L’auteur de L’Insoutenable légèreté de l’être, dont l’existence fut prise dans les bouleversements de l’histoire, celle du communisme en Tchécoslovaquie, maintenait une distance envers l’art à but politique. Découvert par le public français en 1968 avec la publication de La Plaisanterie, son premier roman, préfacé par Louis Aragon, Kundera révèle sa méfiance envers tout œuvre de cet acabit. Si l’intrigue de ce roman – un étudiant praguois exclu du parti communiste et de l’université à la suite d’une blague -assume une fonction de témoignage historique, elle n’en demeure pas moins une réflexion métaphysique qui éclaire les problèmes existentiels humains.
Laconisme et effacement
Opposé à la « morale de l’archive » Kundera a tout fait pour effacer son existence au profit de son œuvre. Dans L’Art du roman, il écrit : « Le romancier démolit la maison de sa vie pour, avec les pierres, construire la maison de son roman ». Redoutant l’appétit de futurs biographes, il s’en est prémuni à sa façon en brûlant sa correspondance et ses manuscrits dans les dernières années de sa vie. Sa notice biographique insérée au début de ses livres témoigne de cette mise en retrait par son laconisme : « Milan Kundera est né en 1929 en Tchécoslovaquie. En 1975 il s’installe en France. » Elle donne cependant une information capitale. Proscrit par le régime tchécoslovaque à la suite du Printemps de Prague, en 1968, il se résout à l’exil. Cette émigration sera accompagnée quelques années plus tard par un changement majeur. Kundera change de langue d’écriture passant du tchèque au français dès 1986 avec la publication de L’Art du roman.

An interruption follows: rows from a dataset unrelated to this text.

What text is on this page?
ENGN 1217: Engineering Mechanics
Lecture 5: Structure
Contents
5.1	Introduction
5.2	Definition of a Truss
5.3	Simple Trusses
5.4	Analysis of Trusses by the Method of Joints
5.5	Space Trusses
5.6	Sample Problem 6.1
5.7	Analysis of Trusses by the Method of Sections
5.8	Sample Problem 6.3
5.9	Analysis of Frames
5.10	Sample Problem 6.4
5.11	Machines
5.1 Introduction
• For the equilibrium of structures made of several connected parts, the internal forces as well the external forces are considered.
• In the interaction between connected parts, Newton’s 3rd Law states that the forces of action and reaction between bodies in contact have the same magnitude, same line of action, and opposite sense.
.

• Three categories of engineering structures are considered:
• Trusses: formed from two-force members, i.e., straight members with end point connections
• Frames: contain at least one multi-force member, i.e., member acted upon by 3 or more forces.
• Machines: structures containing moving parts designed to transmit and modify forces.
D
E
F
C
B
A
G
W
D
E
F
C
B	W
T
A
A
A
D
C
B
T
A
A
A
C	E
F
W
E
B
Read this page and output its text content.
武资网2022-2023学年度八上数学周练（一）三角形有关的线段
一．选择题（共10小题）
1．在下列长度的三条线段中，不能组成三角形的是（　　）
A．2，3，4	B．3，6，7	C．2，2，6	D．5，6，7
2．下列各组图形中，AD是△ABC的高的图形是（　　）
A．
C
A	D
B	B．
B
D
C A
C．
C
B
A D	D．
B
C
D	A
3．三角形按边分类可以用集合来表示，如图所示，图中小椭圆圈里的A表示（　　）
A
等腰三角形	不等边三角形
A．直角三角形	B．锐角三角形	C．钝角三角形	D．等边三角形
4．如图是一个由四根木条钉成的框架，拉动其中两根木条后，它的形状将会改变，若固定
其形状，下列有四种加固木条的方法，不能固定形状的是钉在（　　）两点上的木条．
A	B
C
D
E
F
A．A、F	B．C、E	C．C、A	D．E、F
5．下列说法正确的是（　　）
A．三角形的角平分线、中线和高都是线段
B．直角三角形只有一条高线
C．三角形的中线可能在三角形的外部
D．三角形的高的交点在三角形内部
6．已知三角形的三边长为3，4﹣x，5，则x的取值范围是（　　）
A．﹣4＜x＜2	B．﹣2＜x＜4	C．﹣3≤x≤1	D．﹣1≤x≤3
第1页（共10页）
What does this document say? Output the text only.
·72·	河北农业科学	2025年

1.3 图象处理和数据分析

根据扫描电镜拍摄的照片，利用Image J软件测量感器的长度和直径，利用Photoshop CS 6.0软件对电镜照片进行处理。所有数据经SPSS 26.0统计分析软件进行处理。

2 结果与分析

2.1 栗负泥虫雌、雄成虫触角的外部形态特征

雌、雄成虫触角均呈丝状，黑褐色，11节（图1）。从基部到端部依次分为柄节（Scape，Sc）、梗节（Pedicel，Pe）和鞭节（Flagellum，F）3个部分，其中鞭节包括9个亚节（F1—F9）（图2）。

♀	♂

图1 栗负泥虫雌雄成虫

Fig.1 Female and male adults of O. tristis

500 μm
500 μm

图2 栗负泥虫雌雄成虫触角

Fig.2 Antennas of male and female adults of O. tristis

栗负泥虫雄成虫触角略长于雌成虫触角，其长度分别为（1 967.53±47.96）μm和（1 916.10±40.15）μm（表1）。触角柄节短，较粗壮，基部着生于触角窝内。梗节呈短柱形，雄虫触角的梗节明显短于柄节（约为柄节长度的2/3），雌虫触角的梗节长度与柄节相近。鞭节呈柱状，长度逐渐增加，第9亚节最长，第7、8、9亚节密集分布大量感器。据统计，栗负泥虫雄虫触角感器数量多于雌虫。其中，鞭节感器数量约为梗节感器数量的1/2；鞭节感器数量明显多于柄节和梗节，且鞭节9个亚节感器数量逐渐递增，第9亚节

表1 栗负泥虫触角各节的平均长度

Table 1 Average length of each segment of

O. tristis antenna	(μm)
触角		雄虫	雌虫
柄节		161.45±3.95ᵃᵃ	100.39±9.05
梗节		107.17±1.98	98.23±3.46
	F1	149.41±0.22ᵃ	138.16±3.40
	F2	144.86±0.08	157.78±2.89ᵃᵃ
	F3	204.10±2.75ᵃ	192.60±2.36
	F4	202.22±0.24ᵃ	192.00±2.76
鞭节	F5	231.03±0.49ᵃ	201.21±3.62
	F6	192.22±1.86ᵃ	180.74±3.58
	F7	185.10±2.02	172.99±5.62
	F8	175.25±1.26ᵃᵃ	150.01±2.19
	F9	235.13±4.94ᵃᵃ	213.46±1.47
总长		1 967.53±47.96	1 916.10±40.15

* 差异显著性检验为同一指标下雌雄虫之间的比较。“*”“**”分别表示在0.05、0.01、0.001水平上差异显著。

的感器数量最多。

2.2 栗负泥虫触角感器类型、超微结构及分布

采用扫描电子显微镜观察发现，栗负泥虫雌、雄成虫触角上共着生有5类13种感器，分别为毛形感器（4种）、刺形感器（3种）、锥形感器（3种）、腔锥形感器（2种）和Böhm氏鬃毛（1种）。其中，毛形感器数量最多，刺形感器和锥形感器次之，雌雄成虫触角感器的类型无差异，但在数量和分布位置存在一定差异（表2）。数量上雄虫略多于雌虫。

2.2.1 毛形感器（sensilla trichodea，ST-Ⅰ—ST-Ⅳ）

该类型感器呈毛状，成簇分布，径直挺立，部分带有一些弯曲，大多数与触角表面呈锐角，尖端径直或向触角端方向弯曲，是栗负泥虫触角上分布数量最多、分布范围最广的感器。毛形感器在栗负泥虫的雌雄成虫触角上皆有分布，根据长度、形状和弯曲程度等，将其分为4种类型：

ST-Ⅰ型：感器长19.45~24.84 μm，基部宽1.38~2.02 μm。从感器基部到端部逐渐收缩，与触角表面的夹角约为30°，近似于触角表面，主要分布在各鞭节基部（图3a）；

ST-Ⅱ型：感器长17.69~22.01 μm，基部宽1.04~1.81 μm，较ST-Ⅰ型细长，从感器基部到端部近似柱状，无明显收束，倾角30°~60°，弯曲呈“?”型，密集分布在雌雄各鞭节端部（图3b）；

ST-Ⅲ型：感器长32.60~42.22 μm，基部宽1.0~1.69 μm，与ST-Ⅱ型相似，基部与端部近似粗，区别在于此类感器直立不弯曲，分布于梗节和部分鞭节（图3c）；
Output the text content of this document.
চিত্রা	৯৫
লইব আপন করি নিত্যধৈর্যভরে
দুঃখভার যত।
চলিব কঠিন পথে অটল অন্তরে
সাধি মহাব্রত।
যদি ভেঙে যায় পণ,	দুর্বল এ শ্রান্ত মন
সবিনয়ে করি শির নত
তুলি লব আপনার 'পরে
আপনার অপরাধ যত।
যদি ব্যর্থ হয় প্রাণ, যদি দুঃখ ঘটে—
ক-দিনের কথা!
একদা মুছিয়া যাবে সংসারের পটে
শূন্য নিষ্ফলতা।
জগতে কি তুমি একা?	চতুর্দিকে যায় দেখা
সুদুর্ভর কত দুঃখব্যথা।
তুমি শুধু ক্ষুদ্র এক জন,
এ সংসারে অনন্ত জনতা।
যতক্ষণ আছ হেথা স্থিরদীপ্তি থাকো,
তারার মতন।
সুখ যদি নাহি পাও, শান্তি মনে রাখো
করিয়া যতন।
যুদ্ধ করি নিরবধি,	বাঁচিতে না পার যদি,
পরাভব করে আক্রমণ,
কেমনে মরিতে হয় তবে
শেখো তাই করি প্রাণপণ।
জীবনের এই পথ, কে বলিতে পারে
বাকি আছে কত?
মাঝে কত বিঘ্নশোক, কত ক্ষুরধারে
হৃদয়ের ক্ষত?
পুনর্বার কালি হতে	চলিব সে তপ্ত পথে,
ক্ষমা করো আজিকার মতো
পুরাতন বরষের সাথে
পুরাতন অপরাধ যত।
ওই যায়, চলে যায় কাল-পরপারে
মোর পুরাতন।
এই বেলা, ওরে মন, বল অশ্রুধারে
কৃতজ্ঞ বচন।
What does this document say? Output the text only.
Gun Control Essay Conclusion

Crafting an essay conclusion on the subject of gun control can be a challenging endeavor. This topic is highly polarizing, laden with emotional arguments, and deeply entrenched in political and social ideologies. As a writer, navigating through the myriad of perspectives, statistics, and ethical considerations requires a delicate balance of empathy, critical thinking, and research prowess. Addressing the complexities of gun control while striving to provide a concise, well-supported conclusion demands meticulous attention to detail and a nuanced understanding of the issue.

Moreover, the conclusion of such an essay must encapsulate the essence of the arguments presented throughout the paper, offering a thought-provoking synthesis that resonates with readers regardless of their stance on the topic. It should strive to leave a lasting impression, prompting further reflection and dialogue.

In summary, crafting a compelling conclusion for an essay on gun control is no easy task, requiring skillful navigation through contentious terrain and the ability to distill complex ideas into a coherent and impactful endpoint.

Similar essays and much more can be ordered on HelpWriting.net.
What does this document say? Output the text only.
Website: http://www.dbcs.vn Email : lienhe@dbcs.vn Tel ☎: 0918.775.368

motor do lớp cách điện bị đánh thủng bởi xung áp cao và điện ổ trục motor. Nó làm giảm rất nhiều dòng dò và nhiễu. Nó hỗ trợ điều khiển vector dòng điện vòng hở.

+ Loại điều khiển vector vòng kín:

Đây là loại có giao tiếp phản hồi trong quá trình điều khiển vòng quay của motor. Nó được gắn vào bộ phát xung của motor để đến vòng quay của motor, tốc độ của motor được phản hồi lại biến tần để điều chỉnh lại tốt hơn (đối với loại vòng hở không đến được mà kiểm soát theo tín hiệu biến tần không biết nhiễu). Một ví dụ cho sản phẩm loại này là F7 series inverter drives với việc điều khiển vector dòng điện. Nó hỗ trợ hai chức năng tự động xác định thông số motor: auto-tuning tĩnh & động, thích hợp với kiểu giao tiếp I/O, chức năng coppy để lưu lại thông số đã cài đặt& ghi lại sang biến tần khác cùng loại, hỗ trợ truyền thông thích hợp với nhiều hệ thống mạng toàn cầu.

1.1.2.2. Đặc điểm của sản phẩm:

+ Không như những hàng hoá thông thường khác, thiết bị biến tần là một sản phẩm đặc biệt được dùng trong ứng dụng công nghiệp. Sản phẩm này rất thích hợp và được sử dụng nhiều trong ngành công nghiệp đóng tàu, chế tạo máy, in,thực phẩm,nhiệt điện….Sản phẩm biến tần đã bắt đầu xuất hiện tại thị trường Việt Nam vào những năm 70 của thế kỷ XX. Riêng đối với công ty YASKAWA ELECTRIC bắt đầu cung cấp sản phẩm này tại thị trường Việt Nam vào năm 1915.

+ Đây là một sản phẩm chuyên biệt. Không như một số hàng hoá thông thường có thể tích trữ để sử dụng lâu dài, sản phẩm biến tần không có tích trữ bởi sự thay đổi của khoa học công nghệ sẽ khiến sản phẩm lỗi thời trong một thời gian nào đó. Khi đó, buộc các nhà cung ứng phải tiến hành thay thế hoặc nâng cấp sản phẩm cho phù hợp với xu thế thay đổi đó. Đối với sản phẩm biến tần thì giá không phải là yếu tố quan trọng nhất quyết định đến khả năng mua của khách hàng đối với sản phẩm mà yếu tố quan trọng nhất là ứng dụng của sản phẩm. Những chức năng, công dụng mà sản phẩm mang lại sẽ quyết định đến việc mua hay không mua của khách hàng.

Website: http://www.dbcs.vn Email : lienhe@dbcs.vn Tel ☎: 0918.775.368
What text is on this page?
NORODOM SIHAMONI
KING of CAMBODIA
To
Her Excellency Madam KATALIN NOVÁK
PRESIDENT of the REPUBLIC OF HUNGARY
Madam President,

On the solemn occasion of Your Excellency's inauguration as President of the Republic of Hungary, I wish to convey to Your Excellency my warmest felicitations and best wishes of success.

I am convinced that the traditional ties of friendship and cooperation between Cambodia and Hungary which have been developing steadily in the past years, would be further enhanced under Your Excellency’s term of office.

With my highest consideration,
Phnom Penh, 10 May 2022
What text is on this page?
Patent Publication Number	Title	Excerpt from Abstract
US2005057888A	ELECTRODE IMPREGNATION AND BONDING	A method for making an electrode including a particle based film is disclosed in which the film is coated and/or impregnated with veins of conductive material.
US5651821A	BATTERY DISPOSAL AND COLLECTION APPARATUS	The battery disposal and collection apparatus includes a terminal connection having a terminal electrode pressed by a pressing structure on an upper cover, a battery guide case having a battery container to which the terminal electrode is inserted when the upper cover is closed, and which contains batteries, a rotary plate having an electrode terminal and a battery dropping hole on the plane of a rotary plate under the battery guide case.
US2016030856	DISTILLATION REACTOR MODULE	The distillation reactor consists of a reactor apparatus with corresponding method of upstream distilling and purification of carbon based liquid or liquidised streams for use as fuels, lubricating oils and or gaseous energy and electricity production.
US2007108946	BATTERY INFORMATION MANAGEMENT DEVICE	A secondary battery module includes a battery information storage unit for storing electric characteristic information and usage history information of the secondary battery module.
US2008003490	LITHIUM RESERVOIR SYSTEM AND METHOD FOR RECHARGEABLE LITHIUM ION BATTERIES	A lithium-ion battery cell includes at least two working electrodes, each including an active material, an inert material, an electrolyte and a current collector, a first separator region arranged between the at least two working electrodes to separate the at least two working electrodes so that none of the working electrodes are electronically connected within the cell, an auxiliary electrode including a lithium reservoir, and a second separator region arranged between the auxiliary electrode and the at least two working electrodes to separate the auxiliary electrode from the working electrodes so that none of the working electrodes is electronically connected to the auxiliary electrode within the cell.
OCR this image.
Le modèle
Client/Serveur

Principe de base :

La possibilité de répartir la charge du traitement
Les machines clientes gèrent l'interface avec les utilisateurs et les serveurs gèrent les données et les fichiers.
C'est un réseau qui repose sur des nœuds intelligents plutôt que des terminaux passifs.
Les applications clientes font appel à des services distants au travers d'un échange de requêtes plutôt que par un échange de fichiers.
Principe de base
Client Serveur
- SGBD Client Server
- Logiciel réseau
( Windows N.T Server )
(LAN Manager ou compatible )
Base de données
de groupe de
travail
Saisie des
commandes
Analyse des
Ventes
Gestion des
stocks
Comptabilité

Sur le plateau d’Apostrophes, sa dernière apparition publique en 1984, il confiait son attachement à la discrétion. La vie de l’auteur ne doit pas selon lui servir d’éclairage, de clé d’analyse de l’œuvre. Cette dernière n’est pas constituée par l’ensemble des productions du romancier mais par ce que le romancier « considère comme valable au moment du bilan ». Ainsi l’édition des ouvrages de Kundera dans la prestigieuse Bibliothèque de la Pléiade ne s’intitule pas « Œuvres complètes » ou « Œuvres » mais bien « Œuvre » au singulier. L’écrivain a éliminé des recueils de poésie et des pièces de théâtres composés dans sa jeunesse.
Il avait une belle et simple définition de l’Europe : « Le maximum de diversité dans un minimum d’espace. »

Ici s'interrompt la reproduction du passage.